Qualiopi et AI Act : ce que la conformité formation apprend aux PME

TL;DR

L'essentiel en 30 secondes - Qualiopi (2022) et l'AI Act (2026) suivent le même schéma : une échéance couperet, un référentiel d'exigences, puis un contrôle sur pièces. - Sur 166 727 organismes de formation déclarés en France, moins d'un tiers est certifié Qualiopi — mais ces certifiés forment plus de 80 % des stagiaires (liste publique DGEFP, août 2026). - Dans les deux cas, la conformité se prouve par des documents : procédures, registres, politiques écrites et tenues à jour. - Le marché Qualiopi s'est structuré autour de kits documentaires prêts à personnaliser — un modèle qui se transpose aujourd'hui à l'AI Act. - Un kit ne remplace jamais la pratique réelle : l'auditeur comme l'autorité de surveillance vérifient que les documents reflètent ce que fait vraiment l'organisation.

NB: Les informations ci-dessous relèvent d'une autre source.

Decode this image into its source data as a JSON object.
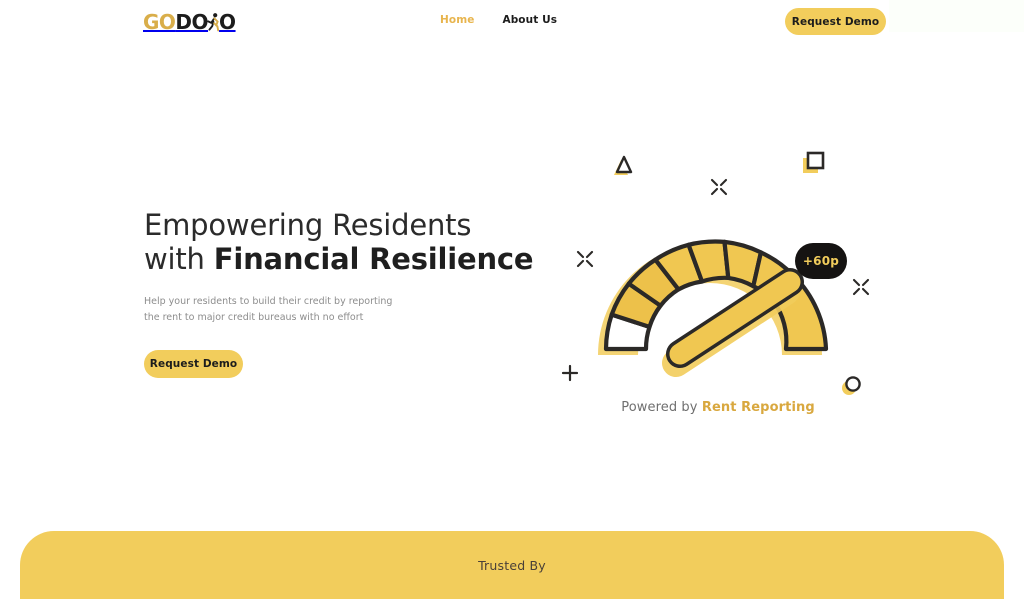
{
  "theme": {
    "brand_yellow": "#f2cd5c",
    "brand_gold": "#d9a83f",
    "ink": "#1c1c1c",
    "muted": "#8d8d8d",
    "badge_bg": "#151312"
  },
  "header": {
    "logo": {
      "part_go": "GO",
      "part_do": "DO",
      "mark_name": "running-person-mark",
      "part_tail": "O",
      "full_text": "GODOAO"
    },
    "nav": [
      {
        "label": "Home",
        "active": true
      },
      {
        "label": "About Us",
        "active": false
      }
    ],
    "cta_label": "Request Demo"
  },
  "hero": {
    "headline_line1": "Empowering Residents",
    "headline_line2_prefix": "with ",
    "headline_line2_strong": "Financial Resilience",
    "subhead": "Help your residents to build their credit by reporting the rent to major credit bureaus with no effort",
    "cta_label": "Request Demo"
  },
  "illustration": {
    "badge_label": "+60p",
    "powered_prefix": "Powered by ",
    "powered_brand": "Rent Reporting",
    "decorations": [
      {
        "name": "triangle-decoration"
      },
      {
        "name": "square-decoration"
      },
      {
        "name": "sparkle-decoration-top"
      },
      {
        "name": "sparkle-decoration-left"
      },
      {
        "name": "sparkle-decoration-right"
      },
      {
        "name": "plus-decoration"
      },
      {
        "name": "circle-decoration"
      }
    ],
    "gauge": {
      "segments": 8,
      "needle_value": "+60p"
    }
  },
  "footer": {
    "trusted_label": "Trusted By"
  }
}
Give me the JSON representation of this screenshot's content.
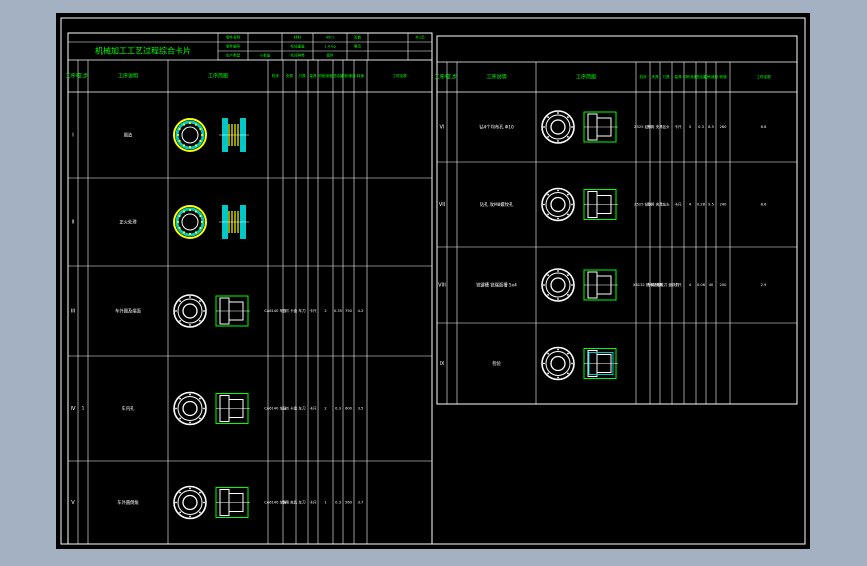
{
  "colors": {
    "background": "#a3b1c2",
    "sheet": "#000000",
    "frame": "#ffffff",
    "header_text": "#00ff00",
    "cell_text": "#ffffff",
    "part_outline": "#ffffff",
    "section_fill": "#00c8c8",
    "section_line": "#ffff00",
    "fixture": "#00ff00"
  },
  "left_sheet": {
    "title": "机械加工工艺过程综合卡片",
    "header_cells": [
      "零件名称",
      "",
      "材料",
      "45Cr",
      "页数",
      "",
      "共1页",
      "零件编号",
      "",
      "毛坯重量",
      "1.4 kg",
      "第页",
      "",
      "",
      "生产类型",
      "小批量",
      "毛坯种类",
      "锻件",
      "",
      "",
      ""
    ],
    "columns": {
      "seq": "工序号",
      "step": "工步",
      "desc": "工序说明",
      "sketch": "工序简图",
      "machine": "机床",
      "fixture": "夹具",
      "tool": "刀具",
      "measure": "量具",
      "cut_depth": "切削深度",
      "feed": "进给量",
      "speed": "切削速度",
      "rpm": "转速",
      "time": "工时定额"
    },
    "rows": [
      {
        "seq": "I",
        "step": "",
        "desc": "锻造",
        "sketch": "ring-filled",
        "cells": [
          "",
          "",
          "",
          "",
          "",
          "",
          "",
          "",
          ""
        ]
      },
      {
        "seq": "II",
        "step": "",
        "desc": "正火处理",
        "sketch": "ring-filled",
        "cells": [
          "",
          "",
          "",
          "",
          "",
          "",
          "",
          "",
          ""
        ]
      },
      {
        "seq": "III",
        "step": "",
        "desc": "车外圆及端面",
        "sketch": "ring-fixture",
        "cells": [
          "CA6140 车床",
          "三爪 卡盘",
          "车刀",
          "卡尺",
          "2",
          "0.35",
          "750",
          "4.2",
          ""
        ]
      },
      {
        "seq": "IV",
        "step": "1",
        "desc": "车内孔",
        "sketch": "ring-fixture",
        "cells": [
          "CA6140 车床",
          "三爪 卡盘",
          "车刀",
          "卡尺",
          "2",
          "0.3",
          "600",
          "3.5",
          ""
        ]
      },
      {
        "seq": "V",
        "step": "",
        "desc": "车外圆倒角",
        "sketch": "ring-fixture",
        "cells": [
          "CA6140 车床",
          "专用 夹具",
          "车刀",
          "卡尺",
          "1",
          "0.3",
          "560",
          "3.7",
          ""
        ]
      }
    ]
  },
  "right_sheet": {
    "columns": {
      "seq": "工序号",
      "step": "工步",
      "desc": "工序说明",
      "sketch": "工序简图",
      "machine": "机床",
      "fixture": "夹具",
      "tool": "刀具",
      "measure": "量具",
      "cut_depth": "切削深度",
      "feed": "进给量",
      "speed": "切削速度",
      "rpm": "转速",
      "time": "工时定额"
    },
    "rows": [
      {
        "seq": "VI",
        "step": "",
        "desc": "钻4个均布孔 Φ10",
        "sketch": "ring-fixture",
        "cells": [
          "Z525 钻床",
          "专用 夹具",
          "钻头",
          "卡尺",
          "5",
          "0.3",
          "8.5",
          "260",
          "6.8"
        ]
      },
      {
        "seq": "VII",
        "step": "",
        "desc": "钻孔 攻M8螺纹孔",
        "sketch": "ring-fixture",
        "cells": [
          "Z525 钻床",
          "专用 夹具",
          "钻头",
          "卡尺",
          "4",
          "0.28",
          "9.5",
          "240",
          "8.6"
        ]
      },
      {
        "seq": "VIII",
        "step": "",
        "desc": "铣键槽 铣端面槽 5x4",
        "sketch": "ring-fixture",
        "cells": [
          "X6132 铣床",
          "专用 夹具",
          "键槽铣刀 盘铣刀",
          "卡尺",
          "4",
          "0.06",
          "40",
          "200",
          "2.9"
        ]
      },
      {
        "seq": "IX",
        "step": "",
        "desc": "检验",
        "sketch": "ring-assembly",
        "cells": [
          "",
          "",
          "",
          "",
          "",
          "",
          "",
          "",
          ""
        ]
      }
    ]
  }
}
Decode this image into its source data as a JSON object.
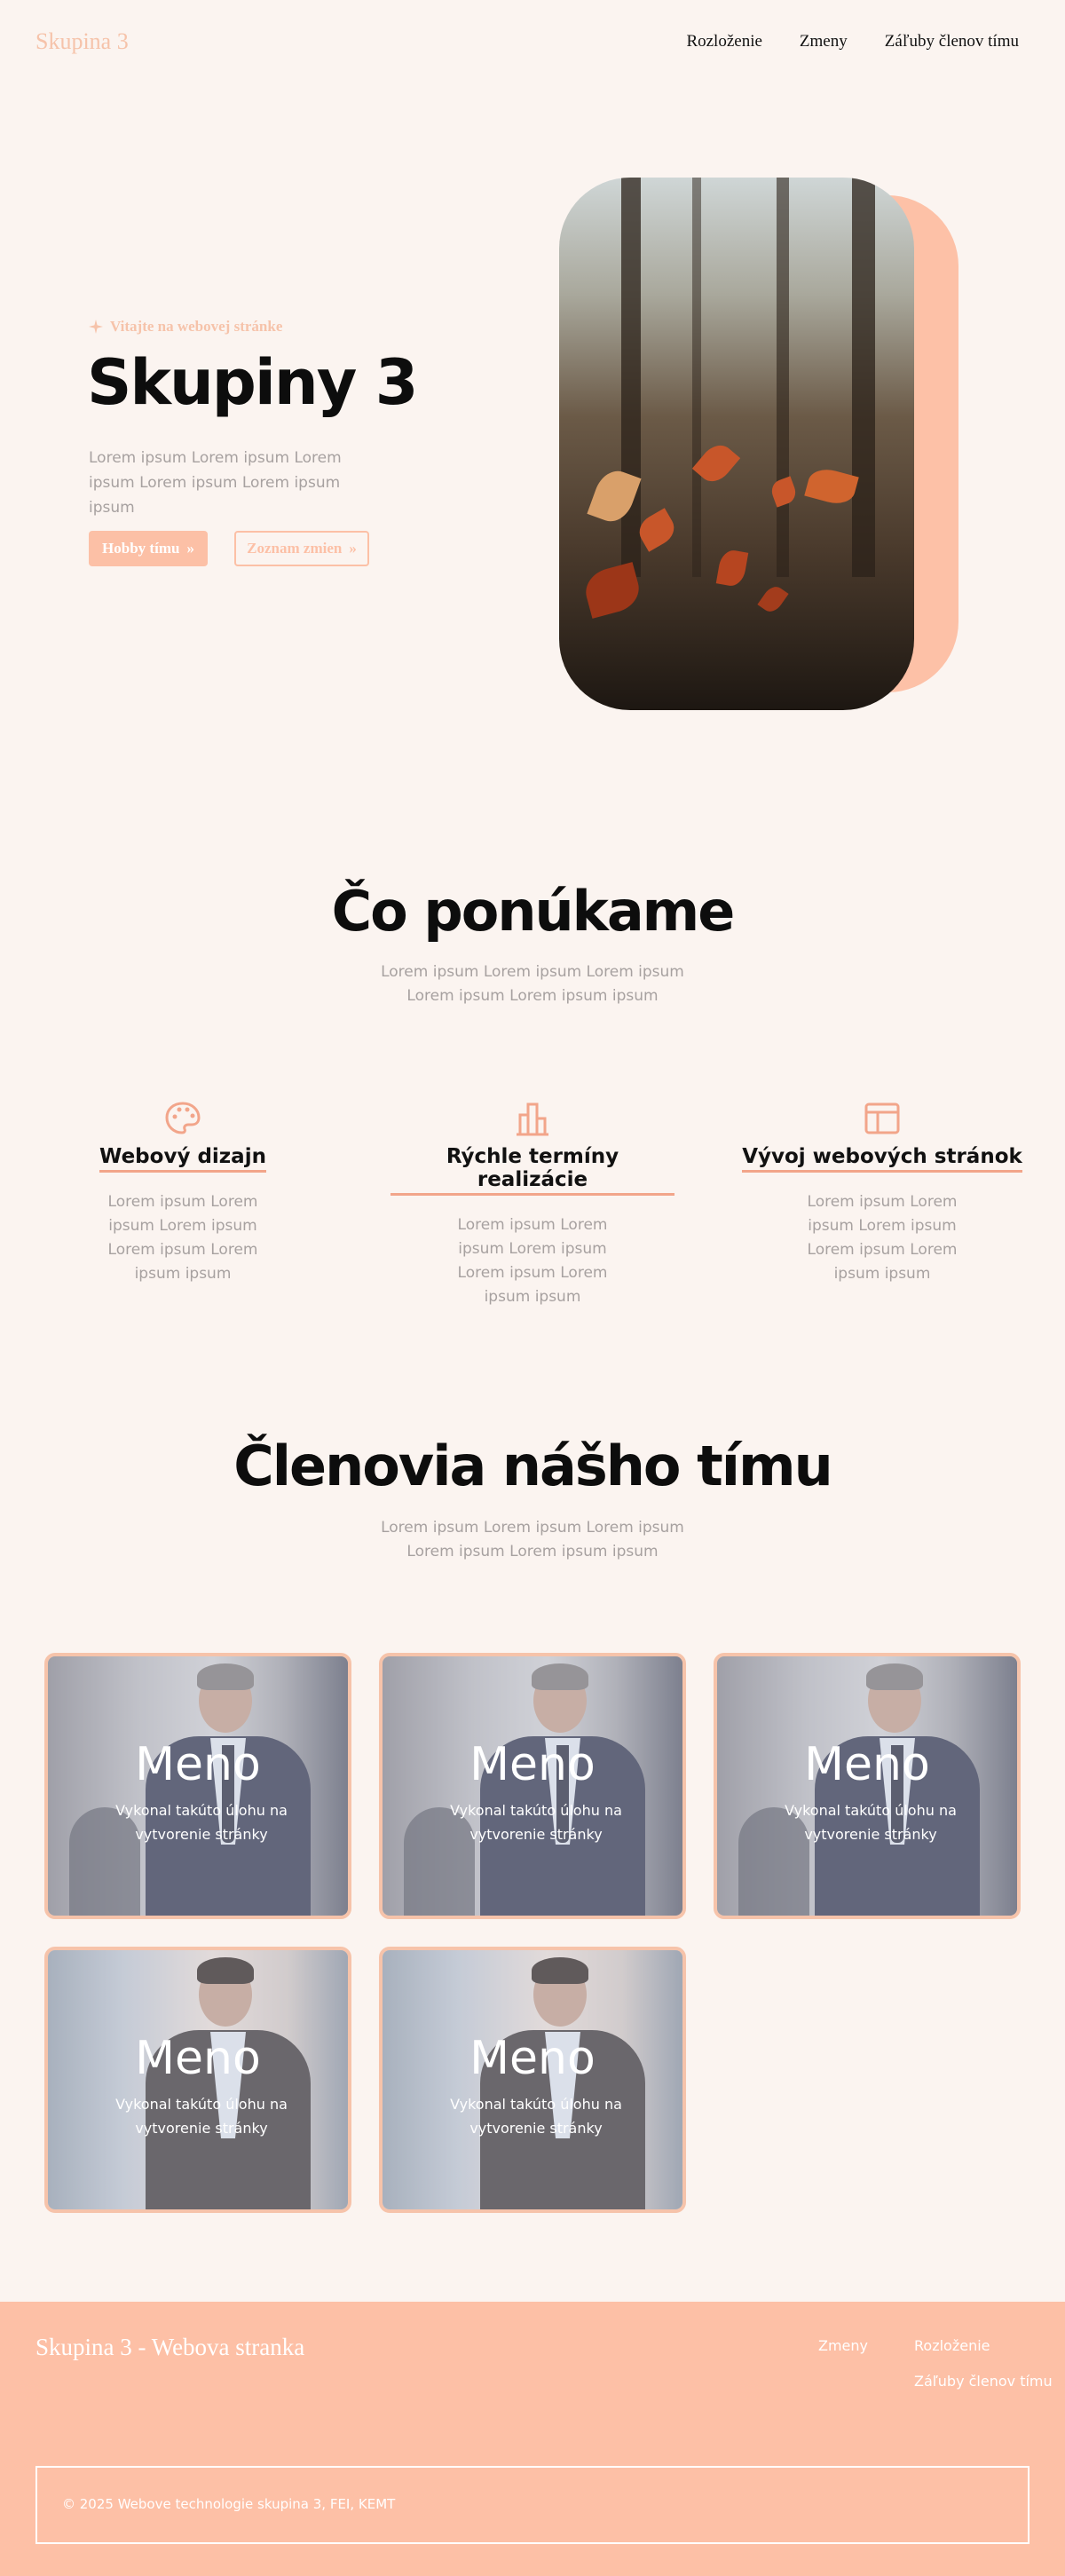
{
  "nav": {
    "logo": "Skupina 3",
    "links": [
      "Rozloženie",
      "Zmeny",
      "Záľuby členov tímu"
    ]
  },
  "hero": {
    "eyebrow": "Vitajte na webovej stránke",
    "title": "Skupiny 3",
    "text": "Lorem ipsum Lorem ipsum Lorem ipsum Lorem ipsum Lorem ipsum ipsum",
    "primary_button": "Hobby tímu",
    "secondary_button": "Zoznam zmien",
    "accent_color": "#fcc0a6"
  },
  "offer": {
    "title": "Čo ponúkame",
    "subtitle": "Lorem ipsum Lorem ipsum Lorem ipsum Lorem ipsum Lorem ipsum ipsum",
    "features": [
      {
        "icon": "palette-icon",
        "title": "Webový dizajn",
        "text": "Lorem ipsum Lorem ipsum Lorem ipsum Lorem ipsum Lorem ipsum ipsum"
      },
      {
        "icon": "buildings-icon",
        "title": "Rýchle termíny realizácie",
        "text": "Lorem ipsum Lorem ipsum Lorem ipsum Lorem ipsum Lorem ipsum ipsum"
      },
      {
        "icon": "layout-icon",
        "title": "Vývoj webových stránok",
        "text": "Lorem ipsum Lorem ipsum Lorem ipsum Lorem ipsum Lorem ipsum ipsum"
      }
    ]
  },
  "team": {
    "title": "Členovia nášho tímu",
    "subtitle": "Lorem ipsum Lorem ipsum Lorem ipsum Lorem ipsum Lorem ipsum ipsum",
    "members": [
      {
        "name": "Meno",
        "desc": "Vykonal takúto úlohu na vytvorenie stránky"
      },
      {
        "name": "Meno",
        "desc": "Vykonal takúto úlohu na vytvorenie stránky"
      },
      {
        "name": "Meno",
        "desc": "Vykonal takúto úlohu na vytvorenie stránky"
      },
      {
        "name": "Meno",
        "desc": "Vykonal takúto úlohu na vytvorenie stránky"
      },
      {
        "name": "Meno",
        "desc": "Vykonal takúto úlohu na vytvorenie stránky"
      }
    ]
  },
  "footer": {
    "title": "Skupina 3 - Webova stranka",
    "links": [
      "Zmeny",
      "Rozloženie",
      "Záľuby členov tímu"
    ],
    "copyright": "© 2025 Webove technologie skupina 3, FEI, KEMT"
  }
}
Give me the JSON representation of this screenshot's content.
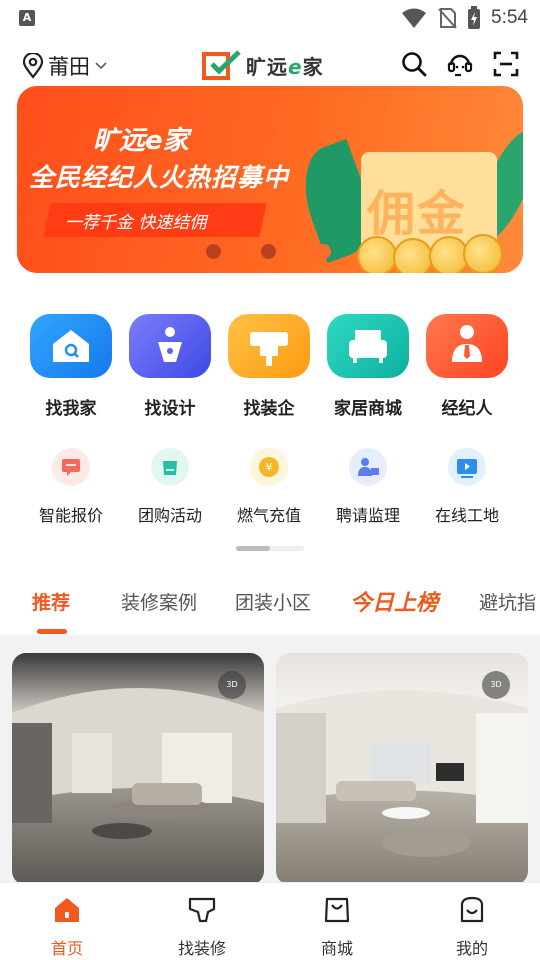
{
  "status_bar": {
    "time": "5:54",
    "app_badge": "A"
  },
  "header": {
    "city": "莆田",
    "logo_text_pre": "旷远",
    "logo_text_e": "e",
    "logo_text_post": "家"
  },
  "banner": {
    "line1": "旷远e家",
    "line2": "全民经纪人火热招募中",
    "slogan": "一荐千金 快速结佣",
    "card_text": "佣金",
    "slide_count": 3,
    "active_slide": 3
  },
  "main_nav": [
    {
      "label": "找我家",
      "icon": "house-search-icon",
      "color": "#1f8ff5"
    },
    {
      "label": "找设计",
      "icon": "pen-nib-icon",
      "color": "#5a63f2"
    },
    {
      "label": "找装企",
      "icon": "paint-roller-icon",
      "color": "#ffab1f"
    },
    {
      "label": "家居商城",
      "icon": "sofa-icon",
      "color": "#17c1b2"
    },
    {
      "label": "经纪人",
      "icon": "agent-icon",
      "color": "#ff5b32"
    }
  ],
  "sub_nav": [
    {
      "label": "智能报价",
      "icon": "quote-icon",
      "color": "#f36a5a"
    },
    {
      "label": "团购活动",
      "icon": "group-buy-icon",
      "color": "#22c1a3"
    },
    {
      "label": "燃气充值",
      "icon": "gas-coin-icon",
      "color": "#f5b62a"
    },
    {
      "label": "聘请监理",
      "icon": "supervisor-icon",
      "color": "#5b7df0"
    },
    {
      "label": "在线工地",
      "icon": "video-site-icon",
      "color": "#2a8ff0"
    }
  ],
  "tabs": [
    {
      "label": "推荐",
      "active": true
    },
    {
      "label": "装修案例"
    },
    {
      "label": "团装小区"
    },
    {
      "label": "今日上榜",
      "hot": true
    },
    {
      "label": "避坑指"
    }
  ],
  "feed_cards": [
    {
      "badge": "3D"
    },
    {
      "badge": "3D"
    }
  ],
  "bottom_nav": [
    {
      "label": "首页",
      "active": true,
      "icon": "home-icon"
    },
    {
      "label": "找装修",
      "icon": "shirt-icon"
    },
    {
      "label": "商城",
      "icon": "shopping-bag-icon"
    },
    {
      "label": "我的",
      "icon": "smile-bag-icon"
    }
  ],
  "colors": {
    "accent": "#f05a1e",
    "banner": "#ff5a1f"
  }
}
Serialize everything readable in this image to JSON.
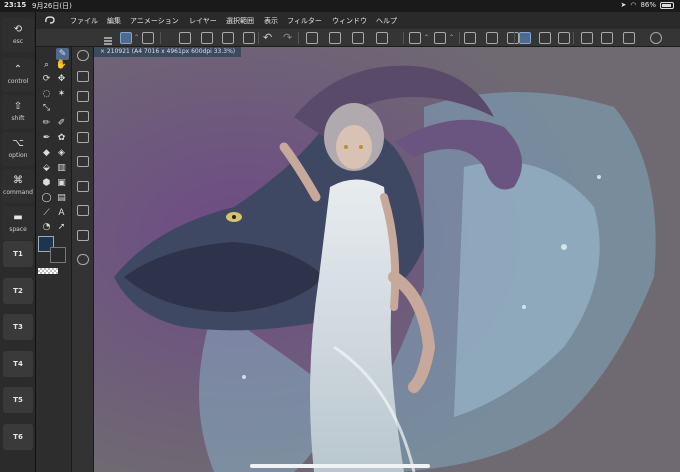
{
  "status_bar": {
    "time": "23:15",
    "date": "9月26日(日)",
    "battery": "86%",
    "battery_level": 0.86
  },
  "modifier_keys": [
    {
      "symbol": "⟲",
      "label": "esc"
    },
    {
      "symbol": "⌃",
      "label": "control"
    },
    {
      "symbol": "⇧",
      "label": "shift"
    },
    {
      "symbol": "⌥",
      "label": "option"
    },
    {
      "symbol": "⌘",
      "label": "command"
    },
    {
      "symbol": "▬",
      "label": "space"
    }
  ],
  "tab_keys": [
    "T1",
    "T2",
    "T3",
    "T4",
    "T5",
    "T6"
  ],
  "menu": [
    "ファイル",
    "編集",
    "アニメーション",
    "レイヤー",
    "選択範囲",
    "表示",
    "フィルター",
    "ウィンドウ",
    "ヘルプ"
  ],
  "canvas": {
    "tab_label": "× 210921 (A4 7016 x 4961px 600dpi 33.3%)"
  },
  "colors": {
    "main": "#1e3550",
    "sub": "#2a2a2a",
    "accent": "#4f6a8f"
  },
  "icons": {
    "app_logo": "clip-studio-logo",
    "toolbar": [
      "hamburger-menu-icon",
      "new-layer-icon",
      "layer-property-icon",
      "new-file-icon",
      "open-file-icon",
      "save-icon",
      "export-icon",
      "undo-icon",
      "redo-icon",
      "transform-icon",
      "selection-icon",
      "fill-icon",
      "crop-icon",
      "ruler-icon",
      "snap-icon",
      "reference-icon",
      "brush-size-icon",
      "pen-pressure-icon",
      "stabilizer-icon",
      "eraser-icon",
      "color-mix-icon",
      "vector-icon",
      "layer-mode-icon",
      "help-icon"
    ]
  }
}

Le 2 août 2026, les obligations de transparence de l'AI Act sont devenues applicables aux entreprises qui déploient de l'intelligence artificielle. Beaucoup de PME découvrent pour la première fois une conformité documentaire à construire sous contrainte de calendrier. Or ce scénario s'est déjà joué en France, presque trait pour trait : c'était Qualiopi, la certification qualité imposée aux organismes de formation. Quatre ans plus tard, les enseignements de ce précédent sont directement transposables.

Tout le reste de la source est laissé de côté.